There are 33 spots up for grabs on the grid for the race, and anyone can claim those 33 spots, which is just as it should be. There is no need for that to change, and expanding the traditional 33-car field should not even be brought up as even a remote possibility.
Many fans were excited by the fact that 35 drivers were entered into the 2018 Indy 500 and that Bump Day would mean something again. However, the fact that fan-favorite Hinchcliffe was one of the two drivers who was bumped out of the field had many fans reconsidering this excitement.
There is simply no need to reconsider it; Bump Day did exactly what it was supposed to do. These fans simply didn’t like the result of it, a result that everyone knew was possible but no one truly believed would happen, especially since it wasn’t like there were 40 or 50 drivers trying to qualify for the race.
Whether or not Bump Day belongs on the Saturday or the Sunday before the Indy 500 is a whole other debate that I won’t get into, at least not in December with more than four and a half months to go until 2019 Bump Day.

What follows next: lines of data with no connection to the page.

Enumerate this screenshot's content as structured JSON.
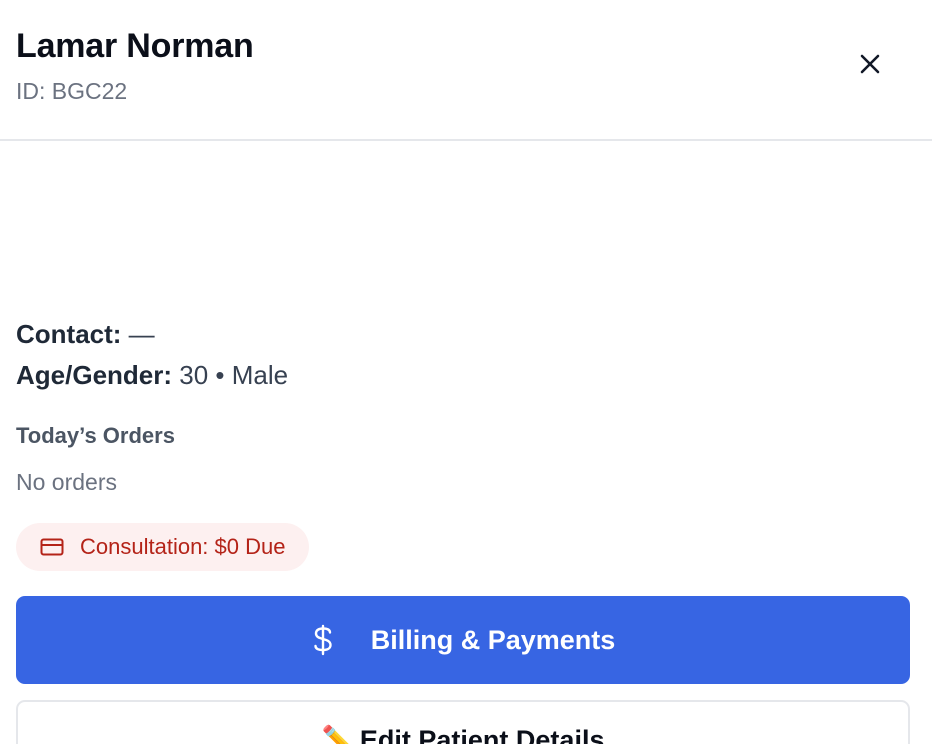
{
  "header": {
    "patient_name": "Lamar Norman",
    "patient_id": "ID: BGC22",
    "close_icon": "close-icon"
  },
  "details": {
    "contact_label": "Contact:",
    "contact_value": "—",
    "age_gender_label": "Age/Gender:",
    "age_gender_value": "30 • Male"
  },
  "orders": {
    "title": "Today’s Orders",
    "empty_text": "No orders"
  },
  "consultation_badge": {
    "icon": "credit-card-icon",
    "text": "Consultation: $0 Due",
    "color": "#b42318",
    "background": "#fdf0f0"
  },
  "actions": {
    "billing": {
      "icon": "dollar-icon",
      "label": "Billing & Payments",
      "color": "#3765e3"
    },
    "edit": {
      "icon": "pencil-icon",
      "icon_glyph": "✏️",
      "label": "Edit Patient Details"
    }
  }
}
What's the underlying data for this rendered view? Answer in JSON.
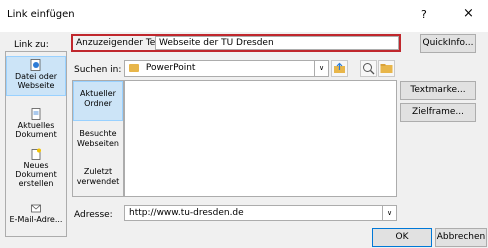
{
  "window": {
    "title": "Link einfügen",
    "help": "?",
    "close": "×"
  },
  "left": {
    "label": "Link zu:",
    "items": [
      {
        "label": "Datei oder Webseite",
        "icon": "globe-page-icon",
        "selected": true
      },
      {
        "label": "Aktuelles Dokument",
        "icon": "document-icon",
        "selected": false
      },
      {
        "label": "Neues Dokument erstellen",
        "icon": "new-document-icon",
        "selected": false
      },
      {
        "label": "E-Mail-Adre...",
        "icon": "email-icon",
        "selected": false
      }
    ]
  },
  "display_text": {
    "label": "Anzuzeigender Text:",
    "value": "Webseite der TU Dresden"
  },
  "quickinfo": "QuickInfo...",
  "search": {
    "label": "Suchen in:",
    "value": "PowerPoint"
  },
  "middle_nav": [
    {
      "label": "Aktueller Ordner",
      "selected": true
    },
    {
      "label": "Besuchte Webseiten",
      "selected": false
    },
    {
      "label": "Zuletzt verwendet",
      "selected": false
    }
  ],
  "right_buttons": {
    "textmarke": "Textmarke...",
    "zielframe": "Zielframe..."
  },
  "address": {
    "label": "Adresse:",
    "value": "http://www.tu-dresden.de"
  },
  "footer": {
    "ok": "OK",
    "cancel": "Abbrechen"
  }
}
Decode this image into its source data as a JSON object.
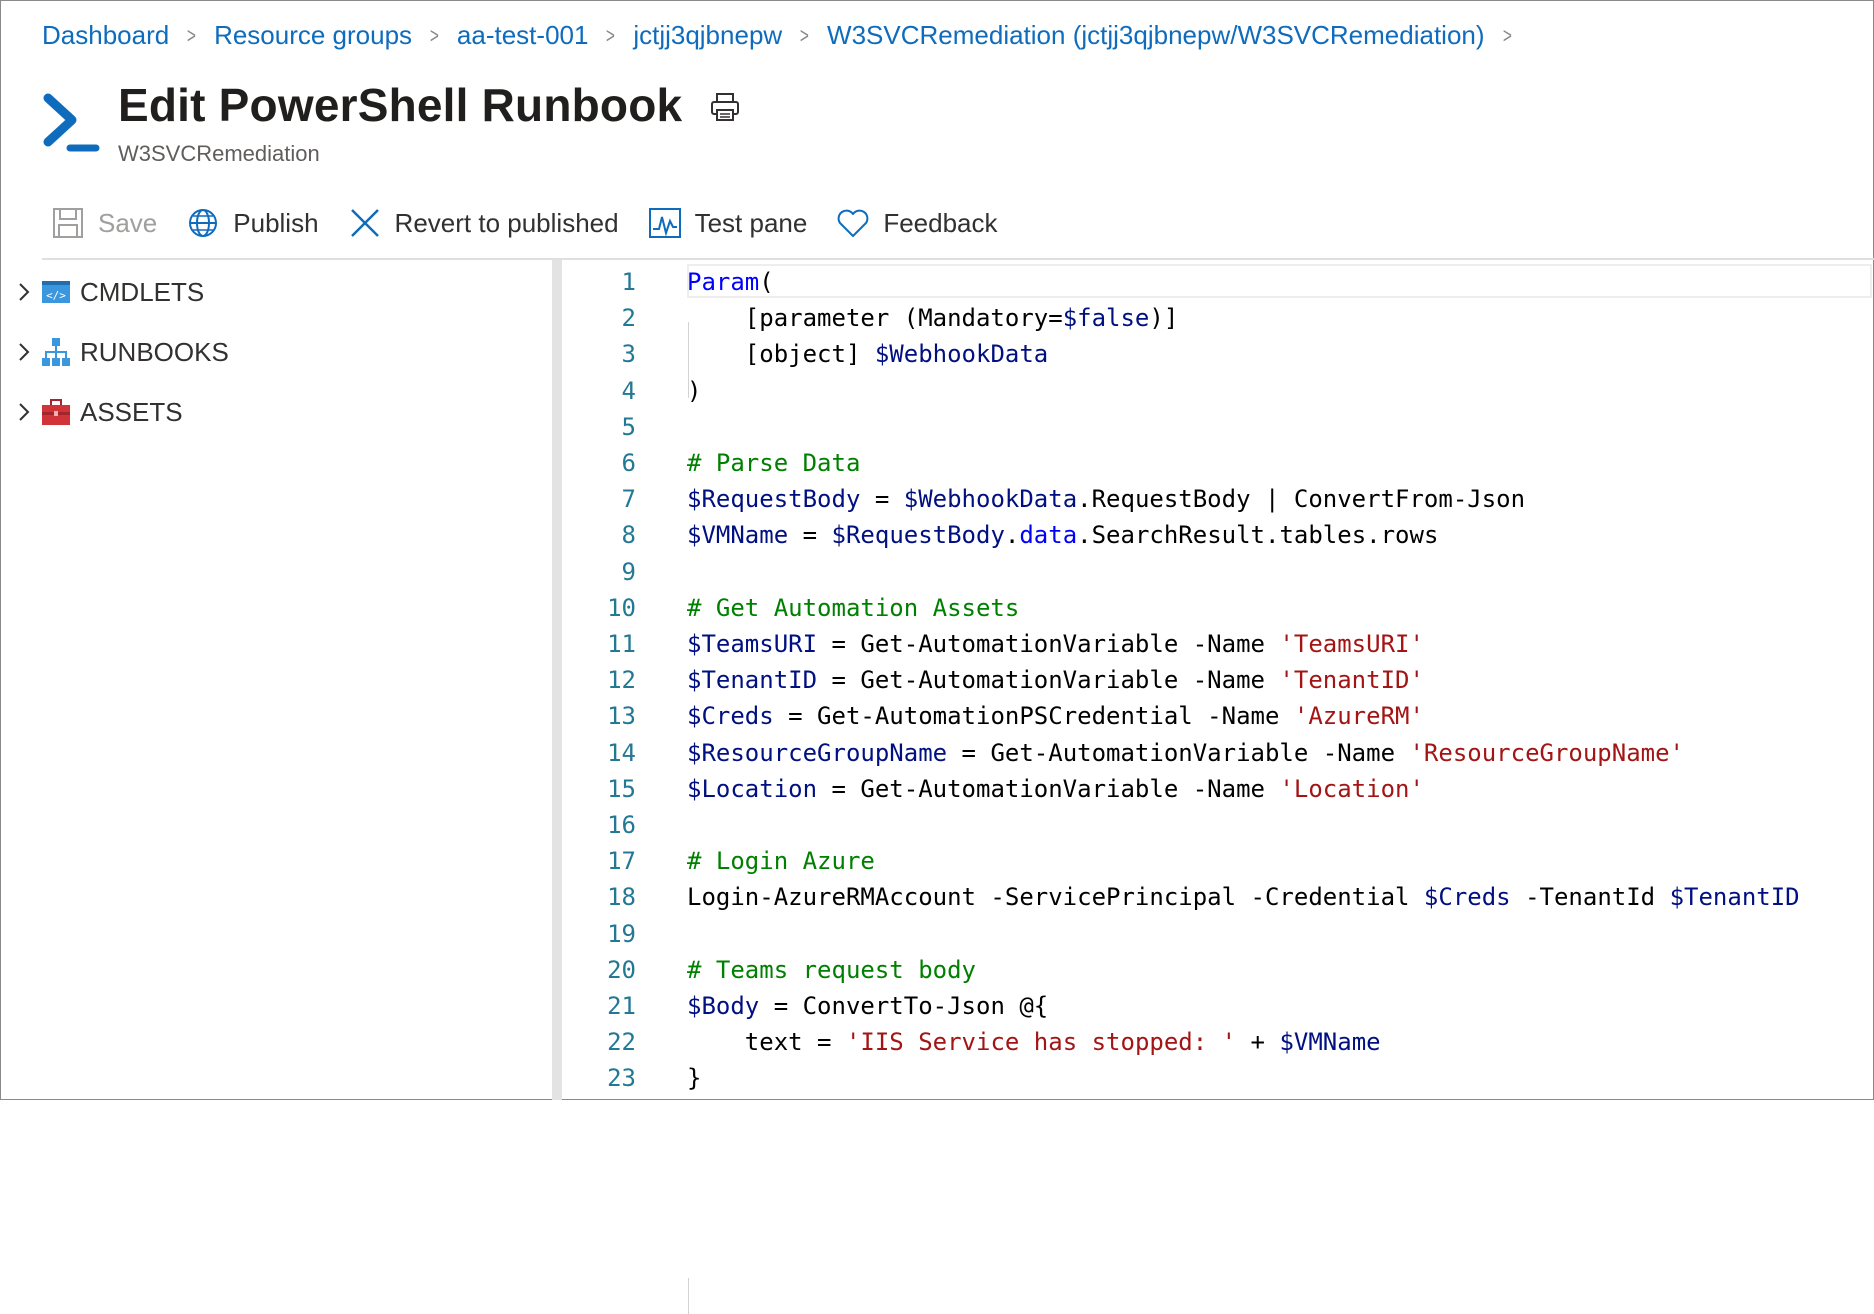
{
  "breadcrumb": [
    "Dashboard",
    "Resource groups",
    "aa-test-001",
    "jctjj3qjbnepw",
    "W3SVCRemediation (jctjj3qjbnepw/W3SVCRemediation)"
  ],
  "header": {
    "title": "Edit PowerShell Runbook",
    "subtitle": "W3SVCRemediation"
  },
  "toolbar": {
    "save": "Save",
    "publish": "Publish",
    "revert": "Revert to published",
    "test": "Test pane",
    "feedback": "Feedback"
  },
  "tree": [
    "CMDLETS",
    "RUNBOOKS",
    "ASSETS"
  ],
  "editor": {
    "line_numbers": [
      "1",
      "2",
      "3",
      "4",
      "5",
      "6",
      "7",
      "8",
      "9",
      "10",
      "11",
      "12",
      "13",
      "14",
      "15",
      "16",
      "17",
      "18",
      "19",
      "20",
      "21",
      "22",
      "23"
    ],
    "lines": [
      [
        {
          "t": "Param",
          "c": "kw"
        },
        {
          "t": "(",
          "c": ""
        }
      ],
      [
        {
          "t": "    [parameter (Mandatory=",
          "c": ""
        },
        {
          "t": "$false",
          "c": "var"
        },
        {
          "t": ")]",
          "c": ""
        }
      ],
      [
        {
          "t": "    [object] ",
          "c": ""
        },
        {
          "t": "$WebhookData",
          "c": "var"
        }
      ],
      [
        {
          "t": ")",
          "c": ""
        }
      ],
      [],
      [
        {
          "t": "# Parse Data",
          "c": "cm"
        }
      ],
      [
        {
          "t": "$RequestBody",
          "c": "var"
        },
        {
          "t": " = ",
          "c": ""
        },
        {
          "t": "$WebhookData",
          "c": "var"
        },
        {
          "t": ".RequestBody | ConvertFrom-Json",
          "c": ""
        }
      ],
      [
        {
          "t": "$VMName",
          "c": "var"
        },
        {
          "t": " = ",
          "c": ""
        },
        {
          "t": "$RequestBody",
          "c": "var"
        },
        {
          "t": ".",
          "c": ""
        },
        {
          "t": "data",
          "c": "var2"
        },
        {
          "t": ".SearchResult.tables.rows",
          "c": ""
        }
      ],
      [],
      [
        {
          "t": "# Get Automation Assets",
          "c": "cm"
        }
      ],
      [
        {
          "t": "$TeamsURI",
          "c": "var"
        },
        {
          "t": " = Get-AutomationVariable -Name ",
          "c": ""
        },
        {
          "t": "'TeamsURI'",
          "c": "str"
        }
      ],
      [
        {
          "t": "$TenantID",
          "c": "var"
        },
        {
          "t": " = Get-AutomationVariable -Name ",
          "c": ""
        },
        {
          "t": "'TenantID'",
          "c": "str"
        }
      ],
      [
        {
          "t": "$Creds",
          "c": "var"
        },
        {
          "t": " = Get-AutomationPSCredential -Name ",
          "c": ""
        },
        {
          "t": "'AzureRM'",
          "c": "str"
        }
      ],
      [
        {
          "t": "$ResourceGroupName",
          "c": "var"
        },
        {
          "t": " = Get-AutomationVariable -Name ",
          "c": ""
        },
        {
          "t": "'ResourceGroupName'",
          "c": "str"
        }
      ],
      [
        {
          "t": "$Location",
          "c": "var"
        },
        {
          "t": " = Get-AutomationVariable -Name ",
          "c": ""
        },
        {
          "t": "'Location'",
          "c": "str"
        }
      ],
      [],
      [
        {
          "t": "# Login Azure",
          "c": "cm"
        }
      ],
      [
        {
          "t": "Login-AzureRMAccount -ServicePrincipal -Credential ",
          "c": ""
        },
        {
          "t": "$Creds",
          "c": "var"
        },
        {
          "t": " -TenantId ",
          "c": ""
        },
        {
          "t": "$TenantID",
          "c": "var"
        }
      ],
      [],
      [
        {
          "t": "# Teams request body",
          "c": "cm"
        }
      ],
      [
        {
          "t": "$Body",
          "c": "var"
        },
        {
          "t": " = ConvertTo-Json @{",
          "c": ""
        }
      ],
      [
        {
          "t": "    text = ",
          "c": ""
        },
        {
          "t": "'IIS Service has stopped: '",
          "c": "str"
        },
        {
          "t": " + ",
          "c": ""
        },
        {
          "t": "$VMName",
          "c": "var"
        }
      ],
      [
        {
          "t": "}",
          "c": ""
        }
      ]
    ]
  }
}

But with the entry list growing for the 2019 Indy 500 and the field already nearly full, what needs to be said is that what definitely does not need to change about Bump Day is the fact that full-time drivers are not guaranteed to get into the field for the race simply because they show up. They need to continue to earn their positions on the grid for the race like everybody else.
Does IndyCar need to guarantee the full-time drivers spots on the Indianapolis 500 grid, or should the full-time drivers have to qualify in the top 33 like the part-time drivers and the one-off drivers do to secure their positions in the field of 33?